La politique extérieure de Xi Jinping se retourne contre le pays, enfermé dans une quadruple impasse.
par Nicolas Baverez, Le Point
Le plénum du Comité central du PC vient de se réunir pour examiner la situation économique de la Chine. Il a validé le primat absolu de la sécurité et la stratégie d'autarcie, prenant le contrepied du choix en faveur du marché et de l'ouverture effectué en 1978 sous Deng Xiaoping.
Au même moment, le net ralentissement de l'économie chinoise a été confirmé. La croissance, annoncée à 4,7%, plafonne en dessous de 3%. Le secteur technologique est à l'arrêt à la suite de sa reprise en main par le PC. La consommation recule de 2%. Le chômage remonte, notamment chez les 12 millions de diplômés annuels qui ne trouvent plus d'emploi. Les riches s'exilent, tandis que les capitaux étrangers se retirent massivement du pays face au risque géopolitique majeur que représente Pékin.
Le modèle mercantiliste chinois est ainsi en passe d'exploser. La priorité est à l'investissement plutôt qu'à la consommation, créant de gigantesques surcapacités industrielles subventionnées par l'État central et les gouvernements locaux en dépit de leur surendettement, qui empêche certains de payer régulièrement leurs fonctionnaires. Du fait de la faiblesse de la demande intérieure, leur production ne peut trouver de débouchés qu'à l'exportation, soutenue par un dumping systématique. D'où d'énormes excédents commerciaux, qui ont atteint 99 milliards de dollars en juin. Mais, en submergeant les marchés mondiaux, la Chine provoque une flambée protectionniste en Occident comme dans les pays du Sud. Tous les grands pôles de l'économie mondiale, jusqu'à l'UE, appliquent désormais un principe de découplage vis-à-vis de la Chine et sanctionnent ses pratiques prédatrice, taxant ses produits, voire les interdisant.
La politique extérieure de Xi Jinping fondée sur la revendication du leadership mondial en 2049, sur une extrême agressivité en Asie-Pacifique et sur la mise en place d'une économie de guerre anticipant d'éventuelles sanctions des États-Unis-se retourne également contre la Chine. Elle a dessillé les yeux aux États-Unis, qui ont engagé un renouveau industriel et rétabli leur leadership dans les technologies clés du XXI siècle. L'alliance avec la Russie, allant jusqu'à la participation à des manœuvres communes en Biélorussie, a non seulement contribué à relancer l'Otan mais aussi à rapprocher l'alliance des démocraties d'Asie, qui ont participé au 75 anniversaire de l'Otan. Les menaces sur Taïwan ont galvanisé la volonté de la population de l'île de défendre sa souveraineté. Le troisième mandat de Xi Jinping enferme ainsi la Chine dans une quadruple impasse.

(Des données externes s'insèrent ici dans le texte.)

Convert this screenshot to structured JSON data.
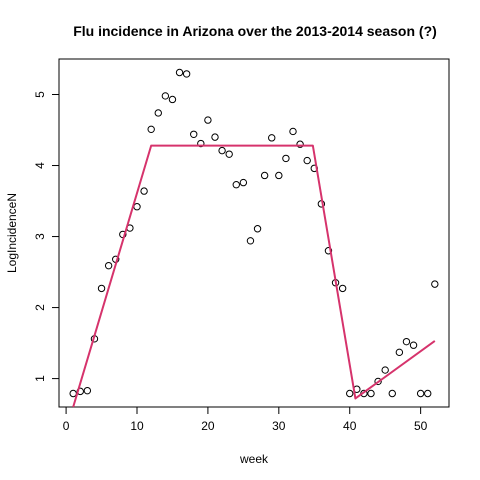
{
  "chart_data": {
    "type": "scatter",
    "title": "Flu incidence in Arizona over the 2013-2014 season (?)",
    "xlabel": "week",
    "ylabel": "LogIncidenceN",
    "xlim": [
      -1,
      54
    ],
    "ylim": [
      0.6,
      5.5
    ],
    "x_ticks": [
      0,
      10,
      20,
      30,
      40,
      50
    ],
    "y_ticks": [
      1,
      2,
      3,
      4,
      5
    ],
    "grid": false,
    "legend": "none",
    "point_color": "#000000",
    "fit_color": "#D6336C",
    "points": {
      "x": [
        1,
        2,
        3,
        4,
        5,
        6,
        7,
        8,
        9,
        10,
        11,
        12,
        13,
        14,
        15,
        16,
        17,
        18,
        19,
        20,
        21,
        22,
        23,
        24,
        25,
        26,
        27,
        28,
        29,
        30,
        31,
        32,
        33,
        34,
        35,
        36,
        37,
        38,
        39,
        40,
        41,
        42,
        43,
        44,
        45,
        46,
        47,
        48,
        49,
        50,
        51,
        52
      ],
      "y": [
        0.79,
        0.82,
        0.83,
        1.56,
        2.27,
        2.59,
        2.68,
        3.03,
        3.12,
        3.42,
        3.64,
        4.51,
        4.74,
        4.98,
        4.93,
        5.31,
        5.29,
        4.44,
        4.31,
        4.64,
        4.4,
        4.21,
        4.16,
        3.73,
        3.76,
        2.94,
        3.11,
        3.86,
        4.39,
        3.86,
        4.1,
        4.48,
        4.3,
        4.07,
        3.96,
        3.46,
        2.8,
        2.35,
        2.27,
        0.79,
        0.85,
        0.79,
        0.79,
        0.96,
        1.12,
        0.79,
        1.37,
        1.52,
        1.47,
        0.79,
        0.79,
        2.33
      ]
    },
    "fit_line": {
      "x": [
        1,
        12,
        34.8,
        40.8,
        52
      ],
      "y": [
        0.6,
        4.28,
        4.28,
        0.72,
        1.53
      ]
    }
  }
}
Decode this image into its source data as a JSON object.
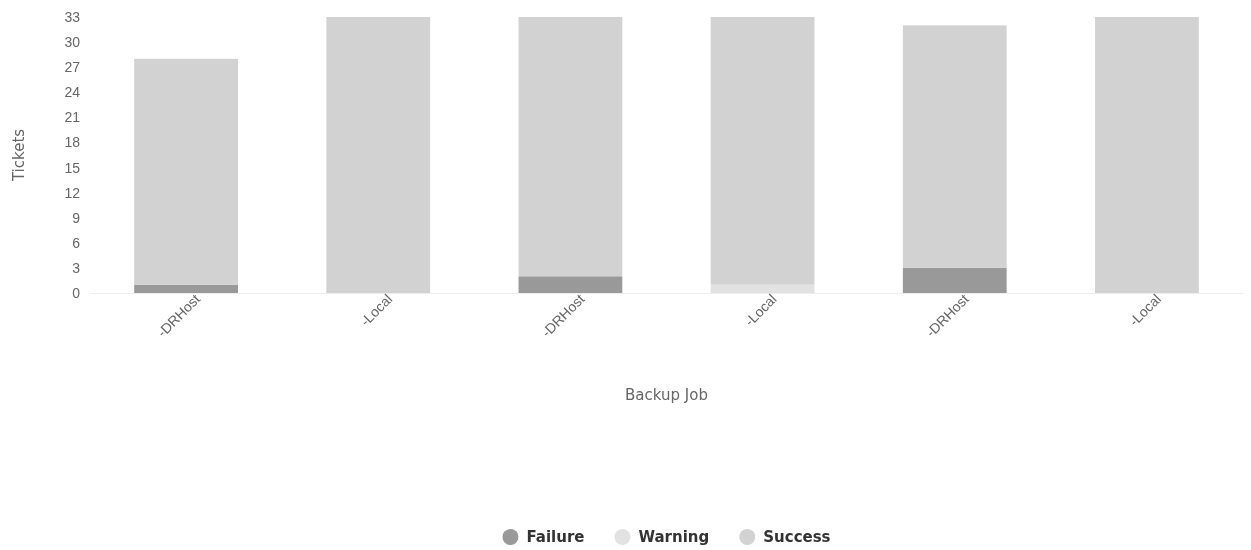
{
  "chart_data": {
    "type": "bar",
    "stacked": true,
    "xlabel": "Backup Job",
    "ylabel": "Tickets",
    "categories": [
      "-DRHost",
      "-Local",
      "-DRHost",
      "-Local",
      "-DRHost",
      "-Local"
    ],
    "series": [
      {
        "name": "Failure",
        "color": "#999999",
        "values": [
          1,
          0,
          2,
          0,
          3,
          0
        ]
      },
      {
        "name": "Warning",
        "color": "#e2e2e2",
        "values": [
          0,
          0,
          0,
          1,
          0,
          0
        ]
      },
      {
        "name": "Success",
        "color": "#d2d2d2",
        "values": [
          27,
          33,
          31,
          32,
          29,
          33
        ]
      }
    ],
    "ylim": [
      0,
      33
    ],
    "yticks": [
      0,
      3,
      6,
      9,
      12,
      15,
      18,
      21,
      24,
      27,
      30,
      33
    ],
    "legend": "bottom",
    "grid": false
  }
}
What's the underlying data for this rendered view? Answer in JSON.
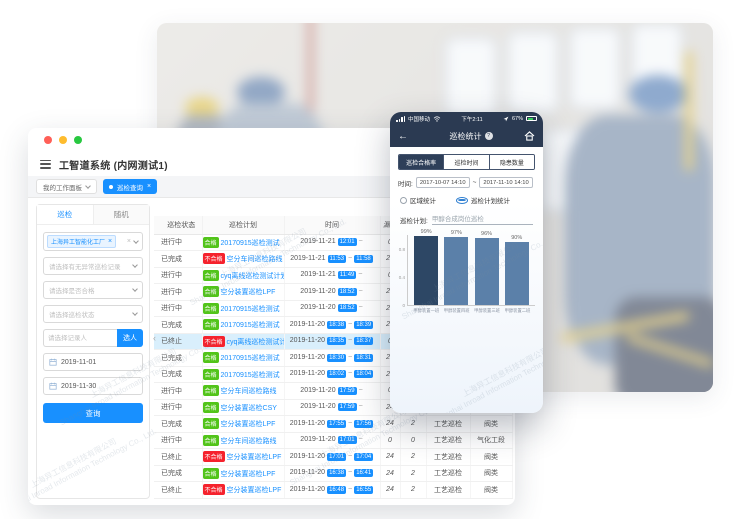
{
  "app": {
    "window_title": "工智道系统 (内网测试1)",
    "workspace_tab": "我的工作面板",
    "active_tab": "巡检查询"
  },
  "sidebar": {
    "tabs": [
      {
        "label": "巡检"
      },
      {
        "label": "随机"
      }
    ],
    "factory_tag": "上海异工智能化工厂",
    "selects": [
      {
        "placeholder": "请选择有无异常巡检记录"
      },
      {
        "placeholder": "请选择是否合格"
      },
      {
        "placeholder": "请选择巡检状态"
      }
    ],
    "person_input_placeholder": "请选择记录人",
    "pick_person_button": "选人",
    "date_from": "2019-11-01",
    "date_to": "2019-11-30",
    "query_button": "查询"
  },
  "table": {
    "headers": [
      "巡检状态",
      "巡检计划",
      "时间",
      "漏检",
      "异常",
      "类型",
      "工段"
    ],
    "rows": [
      {
        "status": "进行中",
        "qualified": "合格",
        "plan": "20170915巡检测试",
        "date": "2019-11-21",
        "start": "12:01",
        "end": "",
        "n1": "0",
        "n2": "",
        "type": "工艺巡检",
        "seg": "阀类",
        "highlight": false
      },
      {
        "status": "已完成",
        "qualified": "不合格",
        "plan": "空分车间巡检路线",
        "date": "2019-11-21",
        "start": "11:53",
        "end": "11:58",
        "n1": "24",
        "n2": "2",
        "type": "工艺巡检",
        "seg": "阀类",
        "highlight": false
      },
      {
        "status": "进行中",
        "qualified": "合格",
        "plan": "cyq离线巡检测试计划",
        "date": "2019-11-21",
        "start": "11:49",
        "end": "",
        "n1": "0",
        "n2": "",
        "type": "工艺巡检",
        "seg": "阀类",
        "highlight": false
      },
      {
        "status": "进行中",
        "qualified": "合格",
        "plan": "空分装置巡检LPF",
        "date": "2019-11-20",
        "start": "18:52",
        "end": "",
        "n1": "24",
        "n2": "2",
        "type": "工艺巡检",
        "seg": "阀类",
        "highlight": false
      },
      {
        "status": "进行中",
        "qualified": "合格",
        "plan": "20170915巡检测试",
        "date": "2019-11-20",
        "start": "18:52",
        "end": "",
        "n1": "24",
        "n2": "2",
        "type": "工艺巡检",
        "seg": "阀类",
        "highlight": false
      },
      {
        "status": "已完成",
        "qualified": "合格",
        "plan": "20170915巡检测试",
        "date": "2019-11-20",
        "start": "18:38",
        "end": "18:39",
        "n1": "24",
        "n2": "2",
        "type": "工艺巡检",
        "seg": "阀类",
        "highlight": false
      },
      {
        "status": "已终止",
        "qualified": "不合格",
        "plan": "cyq离线巡检测试计划",
        "date": "2019-11-20",
        "start": "18:35",
        "end": "18:37",
        "n1": "0",
        "n2": "2",
        "type": "工艺巡检",
        "seg": "阀类",
        "highlight": true
      },
      {
        "status": "已完成",
        "qualified": "合格",
        "plan": "20170915巡检测试",
        "date": "2019-11-20",
        "start": "18:30",
        "end": "18:31",
        "n1": "24",
        "n2": "2",
        "type": "工艺巡检",
        "seg": "阀类",
        "highlight": false
      },
      {
        "status": "已完成",
        "qualified": "合格",
        "plan": "20170915巡检测试",
        "date": "2019-11-20",
        "start": "18:02",
        "end": "18:04",
        "n1": "24",
        "n2": "2",
        "type": "工艺巡检",
        "seg": "阀类",
        "highlight": false
      },
      {
        "status": "进行中",
        "qualified": "合格",
        "plan": "空分车间巡检路线",
        "date": "2019-11-20",
        "start": "17:59",
        "end": "",
        "n1": "0",
        "n2": "",
        "type": "工艺巡检",
        "seg": "阀类",
        "highlight": false
      },
      {
        "status": "进行中",
        "qualified": "合格",
        "plan": "空分装置巡检CSY",
        "date": "2019-11-20",
        "start": "17:59",
        "end": "",
        "n1": "24",
        "n2": "2",
        "type": "工艺巡检",
        "seg": "阀类",
        "highlight": false
      },
      {
        "status": "已完成",
        "qualified": "合格",
        "plan": "空分装置巡检LPF",
        "date": "2019-11-20",
        "start": "17:55",
        "end": "17:56",
        "n1": "24",
        "n2": "2",
        "type": "工艺巡检",
        "seg": "阀类",
        "highlight": false
      },
      {
        "status": "进行中",
        "qualified": "合格",
        "plan": "空分车间巡检路线",
        "date": "2019-11-20",
        "start": "17:01",
        "end": "",
        "n1": "0",
        "n2": "0",
        "type": "工艺巡检",
        "seg": "气化工段",
        "highlight": false
      },
      {
        "status": "已终止",
        "qualified": "不合格",
        "plan": "空分装置巡检LPF",
        "date": "2019-11-20",
        "start": "17:01",
        "end": "17:04",
        "n1": "24",
        "n2": "2",
        "type": "工艺巡检",
        "seg": "阀类",
        "highlight": false
      },
      {
        "status": "已完成",
        "qualified": "合格",
        "plan": "空分装置巡检LPF",
        "date": "2019-11-20",
        "start": "16:38",
        "end": "16:41",
        "n1": "24",
        "n2": "2",
        "type": "工艺巡检",
        "seg": "阀类",
        "highlight": false
      },
      {
        "status": "已终止",
        "qualified": "不合格",
        "plan": "空分装置巡检LPF",
        "date": "2019-11-20",
        "start": "16:48",
        "end": "16:55",
        "n1": "24",
        "n2": "2",
        "type": "工艺巡检",
        "seg": "阀类",
        "highlight": false
      }
    ]
  },
  "phone": {
    "status_bar": {
      "carrier": "中国移动",
      "time": "下午2:11",
      "battery": "67%"
    },
    "nav_title": "巡检统计",
    "tabs": [
      {
        "label": "巡检合格率"
      },
      {
        "label": "巡检时间"
      },
      {
        "label": "隐患数量"
      }
    ],
    "time_label": "时间:",
    "time_from": "2017-10-07 14:10",
    "time_tilde": "~",
    "time_to": "2017-11-10 14:10",
    "radios": [
      {
        "label": "区域统计",
        "selected": false
      },
      {
        "label": "巡检计划统计",
        "selected": true
      }
    ],
    "plan_label": "巡检计划:",
    "plan_value": "甲醇合成岗位巡检"
  },
  "chart_data": {
    "type": "bar",
    "categories": [
      "甲醇装置一班",
      "甲醇装置四班",
      "甲醇装置三班",
      "甲醇装置二班"
    ],
    "values": [
      0.99,
      0.97,
      0.96,
      0.9
    ],
    "value_labels": [
      "99%",
      "97%",
      "96%",
      "90%"
    ],
    "title": "",
    "xlabel": "",
    "ylabel": "",
    "ylim": [
      0,
      1
    ],
    "yticks": [
      0,
      0.4,
      0.8
    ],
    "grid": false,
    "legend": false,
    "bar_colors": [
      "#2d4765",
      "#5b80a9",
      "#5b80a9",
      "#5b80a9"
    ]
  },
  "watermark": {
    "cn": "上海异工信息科技有限公司",
    "en": "Shanghai Inroad Information Technology Co., Ltd."
  },
  "colors": {
    "accent": "#1890ff",
    "ok_green": "#52c41a",
    "bad_red": "#f5222d",
    "navy": "#2b3a52"
  }
}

L'impasse est d'abord démographique. La Chine perdra 200 millions d'habitants dans les trente ans, ce qui amputera la croissance.
Impasse économique, sociale et financière, avec l'emprisonnement dans la trappe des pays à revenus intermédiaires. La Chine a refusé d'engager la conversion de son modèle économique vers le marché intérieur. La dette publique et privée dépasse 300% du PIB, et les sorties de capitaux s'envolent (68 milliards de dollars en 2023).
Impasse politique, ensuite, qui résulte de la rupture du pacte social qui échangeait, depuis 1978, le développement, l'enrichissement et des espaces de liberté personnelle contre le monopole du pouvoir du PC. La croissance intensive et le progrès social sont désormais bloqués, tandis que la population est soumise à un impitoyable Big Brother numérique.
L'impasse est enfin stratégique. En engageant trop tôt la confrontation avec l'Amérique, la Chine a permis aux États-Unis de reprendre l'avantage. L'alliance avec la Russie a vassalisé Moscou, mais au prix de la rupture avec l'Occident, débouché vital pour les exportations chinoises. L'impérialisme débridé et la course aux armements de Pékin suscitent de plus en plus de résistances en Asie-Pacifique et renforcent la position de Taïwan. Enfin, l'éradication des productions locales par les exportations chinoises provoque des représailles de la part des pays du Sud.
En faisant le choix d'une économie de guerre pour servir ses ambitions de puissance démesurées, Xi Jinping a détruit le modèle des « quarante glorieuses » de la Chine. Enfermé dans le déni de la crise dans laquelle il a plongé la Chine, il donne raison à Lord Acton, qui soulignait que « le pouvoir corrompt, le pouvoir absolu corrompt absolument ».